彼って…
「何やってるの?」
突然の声をかけたから、彼が驚いて振り返る。
「…いや、別に」
「そっか…」
彼の視線は目の前の馬に戻ったっきり。その瞳だけを見つめて、顔をなでてあげている。
……。
静かな沈黙は嫌いだ。
何か話さなきゃ。
「あ、あのさ…」
「別に…」
彼は私の言いたいことが分かったらしい。最後まで聞くという親切もせずに、馬を撫でている。
「私には興味なしってか!!私は馬より魅力ないんかぃ!!!!」
と、彼の首根っこでも掴んで怒鳴ってやろうと思ったけど、普段拝めない穏やかさを見せられたら、なんにも言えなかった。
しばらく横で馬を撫でる彼を見ていた。
「あのさ…」
「好きだよ」
…またか。
「はいはい、馬やら犬やら人間以外の動物達は大好きなんですよね〜だ」
「…分かっているなら聞くな」
全然こっちを見ない彼に舌を突き出した。

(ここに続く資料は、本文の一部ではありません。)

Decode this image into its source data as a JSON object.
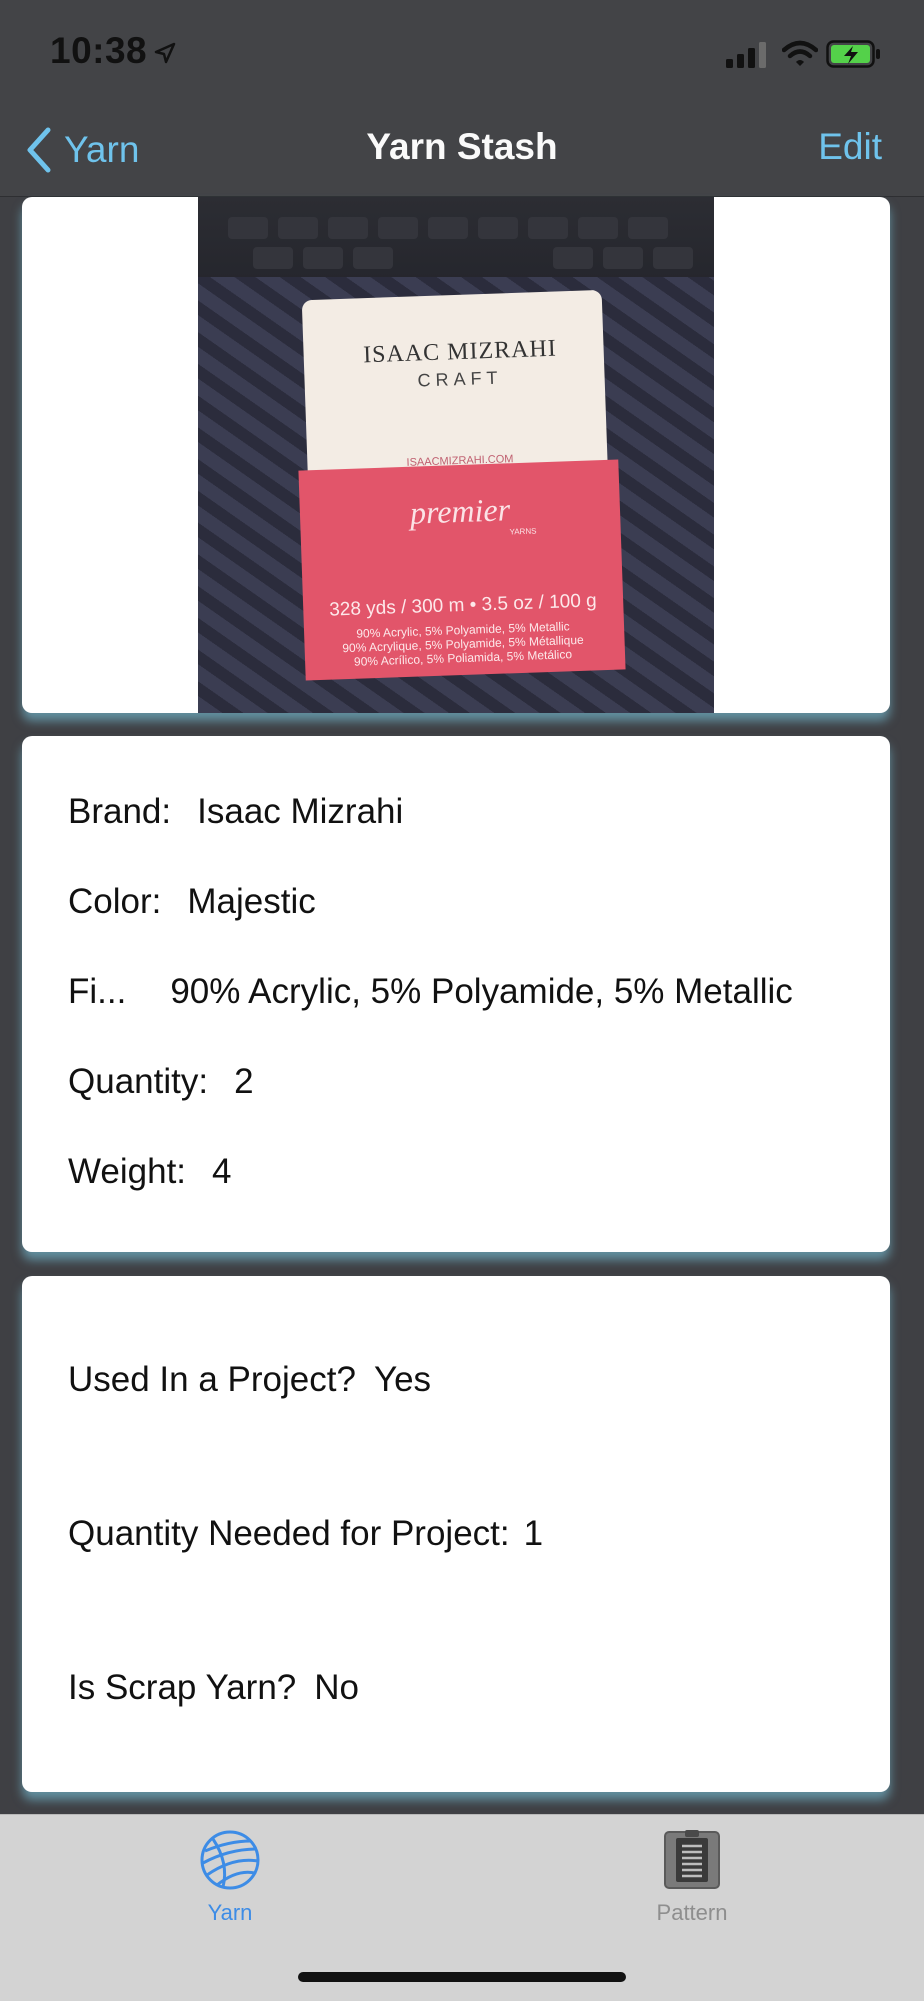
{
  "status_bar": {
    "time": "10:38",
    "icons": [
      "location-arrow-icon",
      "cellular-signal-icon",
      "wifi-icon",
      "battery-charging-icon"
    ]
  },
  "nav": {
    "back_label": "Yarn",
    "title": "Yarn Stash",
    "edit_label": "Edit"
  },
  "photo": {
    "label_brand": "ISAAC MIZRAHI",
    "label_craft": "CRAFT",
    "label_url": "ISAACMIZRAHI.COM",
    "label_premier": "premier",
    "label_yarns": "YARNS",
    "label_weight": "328 yds / 300 m • 3.5 oz / 100 g",
    "label_fiber_1": "90% Acrylic, 5% Polyamide, 5% Metallic",
    "label_fiber_2": "90% Acrylique, 5% Polyamide, 5% Métallique",
    "label_fiber_3": "90% Acrílico, 5% Poliamida, 5% Metálico"
  },
  "details": {
    "brand_label": "Brand:",
    "brand_value": "Isaac Mizrahi",
    "color_label": "Color:",
    "color_value": "Majestic",
    "fiber_label": "Fi...",
    "fiber_value": "90% Acrylic, 5% Polyamide, 5% Metallic",
    "quantity_label": "Quantity:",
    "quantity_value": "2",
    "weight_label": "Weight:",
    "weight_value": "4"
  },
  "usage": {
    "used_label": "Used In a Project?",
    "used_value": "Yes",
    "needed_label": "Quantity Needed for Project:",
    "needed_value": "1",
    "scrap_label": "Is Scrap Yarn?",
    "scrap_value": "No"
  },
  "tabs": [
    {
      "label": "Yarn",
      "icon": "yarn-ball-icon",
      "selected": true
    },
    {
      "label": "Pattern",
      "icon": "pattern-clipboard-icon",
      "selected": false
    }
  ],
  "colors": {
    "accent": "#6fc3ec",
    "tab_selected": "#3d8ce6",
    "tab_unselected": "#8e8e8e",
    "nav_background": "#434447"
  }
}
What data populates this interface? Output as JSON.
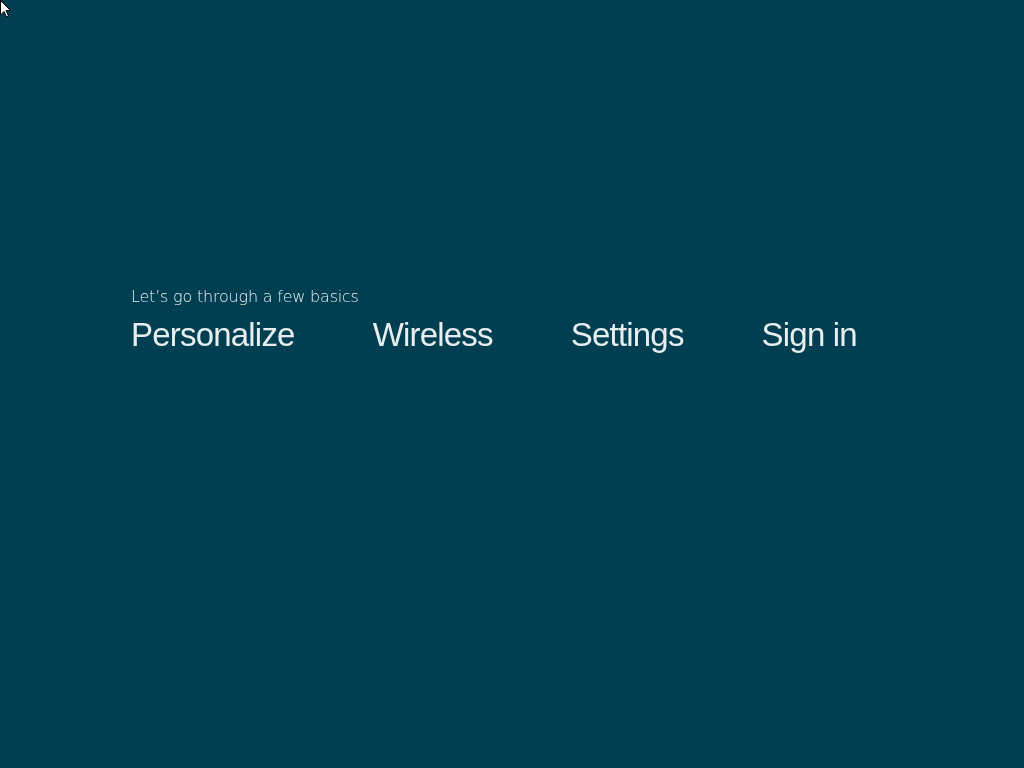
{
  "heading": "Let’s go through a few basics",
  "steps": [
    {
      "label": "Personalize"
    },
    {
      "label": "Wireless"
    },
    {
      "label": "Settings"
    },
    {
      "label": "Sign in"
    }
  ]
}
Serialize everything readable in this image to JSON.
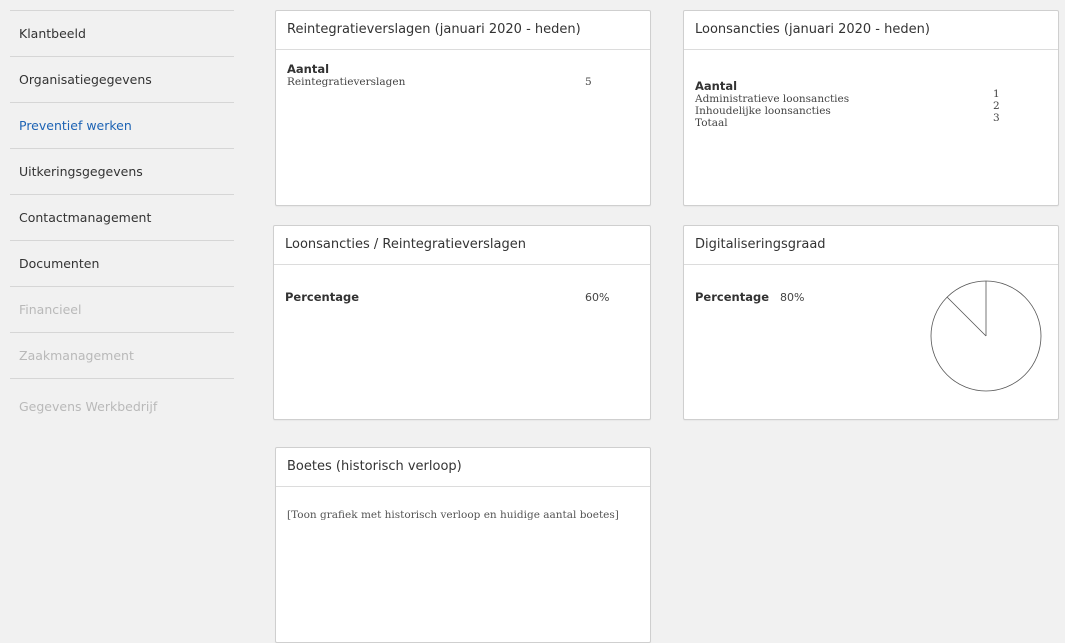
{
  "sidebar": {
    "items": [
      {
        "label": "Klantbeeld"
      },
      {
        "label": "Organisatiegegevens"
      },
      {
        "label": "Preventief werken"
      },
      {
        "label": "Uitkeringsgegevens"
      },
      {
        "label": "Contactmanagement"
      },
      {
        "label": "Documenten"
      },
      {
        "label": "Financieel"
      },
      {
        "label": "Zaakmanagement"
      },
      {
        "label": "Gegevens Werkbedrijf"
      }
    ]
  },
  "panels": {
    "reintegratie": {
      "title": "Reintegratieverslagen (januari 2020 - heden)",
      "heading": "Aantal",
      "rows": [
        {
          "label": "Reintegratieverslagen",
          "value": "5"
        }
      ]
    },
    "loonsancties": {
      "title": "Loonsancties (januari 2020 - heden)",
      "heading": "Aantal",
      "rows": [
        {
          "label": "Administratieve loonsancties",
          "value": "1"
        },
        {
          "label": "Inhoudelijke loonsancties",
          "value": "2"
        },
        {
          "label": "Totaal",
          "value": "3"
        }
      ]
    },
    "ratio": {
      "title": "Loonsancties / Reintegratieverslagen",
      "label": "Percentage",
      "value": "60%"
    },
    "digitalisering": {
      "title": "Digitaliseringsgraad",
      "label": "Percentage",
      "value": "80%",
      "pie_fraction": 0.875
    },
    "boetes": {
      "title": "Boetes (historisch verloop)",
      "placeholder": "[Toon grafiek met historisch verloop en huidige aantal boetes]"
    }
  }
}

こいつとの会話はいつも投げやりになる。
私の言いたいことは全部先に言い当てて、答えだけを出す。
その洞察力は感心するが、言葉を最後まで言わせないってのは、会話したい側にはすごいストレスが溜まる。
彼は面倒くさがりなのか、人嫌いなのか、偏屈なのか、無口なのか…。
たぶん、その全てが当てはまりそうだが。
長々と会話をすることを嫌う。
相手の言い分を聞かずに、何が言いたいのかを理解したら、必要な言葉を告げて、会話終了。
そして、近くの小動物に寄って行っては頭を撫でる。寄り道も道草も彼は大好きだ。
何をするにも人間は二の次。
一番大好きなのは自然と人以外の動物。
人間には憎悪を含んだ鋭い眼光を向けるのに、それ以外になるとすぐに頬が緩んでる。幸せそうな顔をしてる。
(いったい、何がそんなに憎いんだろ?)
いつも頭の中にふと湧いてくる疑問を、彼にぶつけたことは一度もない。
聞いてはいけない。
勝手にそう判断して、それ以外の会話をいつも探してる。じゃないと、今の2番目の質問と1番目の質問しか出てこないから。
(聞きたいことあるのになぁ…、言いたいこともあるんだけどなぁ…。)
横にいる彼は人を見ていない。
私を見ていない。
日差しを受けた水面のような瞳はただ目の前を写してる。
(果たして、彼の世界に私はいるのだろうか。)
彼は会話が嫌い。
だから、彼の外側の世界から、何も言わずに見つめるしかない。
それが、彼と一緒にいることを許される、わずかな時間だから――。